I ran six analyses looking at sex differences in strength gains:
1) A main analysis of all studies looking at strength gains, with all measures of strength gains pooled in each study.
2-3) Subanalyses looking at strength gains in just young people (average age <35) and older people (average age >40, but generally 60+).
4-5) Subanalyses looking at upper body and lower body strength gains independently.
6) Strength gains just in studies lasting longer than 20 weeks
I only ran two analyses looking at sex differences in hypertrophy:
1) An analysis of studies reporting direct measures of muscle hypertrophy
2) An analysis of studies reporting indirect measures of muscle hypertrophy (i.e. lean mass)
For the two analyses that I considered the most important (overall strength gains, and direct measures of hypertrophy), I constructed that basically amount to funnel plots in to assess bias, with the average number of subjects per group on the y-axis (in place of standard error), and the percent difference in favor of men or women on the x-axis (in place of between-group effect size).
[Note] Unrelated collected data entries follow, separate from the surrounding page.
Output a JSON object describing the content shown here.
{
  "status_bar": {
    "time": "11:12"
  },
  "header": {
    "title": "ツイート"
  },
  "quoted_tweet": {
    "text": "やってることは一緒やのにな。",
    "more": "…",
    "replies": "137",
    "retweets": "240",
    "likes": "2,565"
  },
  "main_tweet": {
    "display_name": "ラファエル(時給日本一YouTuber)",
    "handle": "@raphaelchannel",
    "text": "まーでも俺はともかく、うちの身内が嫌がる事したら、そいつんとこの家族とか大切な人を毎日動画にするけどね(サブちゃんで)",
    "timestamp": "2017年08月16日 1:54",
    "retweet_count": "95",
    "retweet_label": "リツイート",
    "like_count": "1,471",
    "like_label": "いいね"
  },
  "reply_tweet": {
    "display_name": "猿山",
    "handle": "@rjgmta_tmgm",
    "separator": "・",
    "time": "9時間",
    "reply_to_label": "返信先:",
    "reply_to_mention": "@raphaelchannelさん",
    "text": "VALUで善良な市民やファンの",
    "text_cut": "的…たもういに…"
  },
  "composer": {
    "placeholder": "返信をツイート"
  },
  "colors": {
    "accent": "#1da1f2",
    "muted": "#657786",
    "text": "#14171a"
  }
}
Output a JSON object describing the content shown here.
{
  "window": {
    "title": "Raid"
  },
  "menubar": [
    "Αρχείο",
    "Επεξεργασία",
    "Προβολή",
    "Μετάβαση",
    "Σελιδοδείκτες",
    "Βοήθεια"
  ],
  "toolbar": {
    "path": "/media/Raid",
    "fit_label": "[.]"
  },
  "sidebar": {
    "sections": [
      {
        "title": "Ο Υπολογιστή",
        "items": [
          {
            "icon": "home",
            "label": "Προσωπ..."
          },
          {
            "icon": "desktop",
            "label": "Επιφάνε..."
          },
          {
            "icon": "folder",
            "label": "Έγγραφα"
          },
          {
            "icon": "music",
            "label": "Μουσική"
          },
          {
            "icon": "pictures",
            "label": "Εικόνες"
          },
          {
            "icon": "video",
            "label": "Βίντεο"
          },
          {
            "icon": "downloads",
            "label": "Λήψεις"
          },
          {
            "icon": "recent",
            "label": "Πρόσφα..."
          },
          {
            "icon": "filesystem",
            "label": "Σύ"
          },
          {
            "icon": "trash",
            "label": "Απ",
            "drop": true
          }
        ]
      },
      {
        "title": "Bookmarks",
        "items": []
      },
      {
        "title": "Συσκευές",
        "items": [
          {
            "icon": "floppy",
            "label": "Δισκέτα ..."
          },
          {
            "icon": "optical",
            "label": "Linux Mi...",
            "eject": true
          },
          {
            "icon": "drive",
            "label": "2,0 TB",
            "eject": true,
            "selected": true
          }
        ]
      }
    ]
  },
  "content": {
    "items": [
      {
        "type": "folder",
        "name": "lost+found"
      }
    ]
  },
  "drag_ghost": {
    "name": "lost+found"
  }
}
With a funnel plot, you expect the studies with the lowest risk of bias and random error (studies with the most subjects) to cluster right around the average effect, while you expect studies with higher risk of bias and more random error (studies with fewer subjects) to “fan out” and have more variable results, with roughly an equal number skewing in both directions. Both funnel plots look about how you’d expect them to and are quite symmetrical, suggesting low risk of bias.
For the significant differences, I also calculated how large of a study with null findings would be necessary to make the difference non-significant to further assess how solid the difference was. In all cases, getting below the significance threshold would require a study with 3,000+ participants and null findings, with both groups gaining strength in line with the overall average for both sexes in the extant literature. Finally, I also removed studies from the analysis one by one to see if their removal significantly changed the results – the removal of any particular study failed to materially change the results.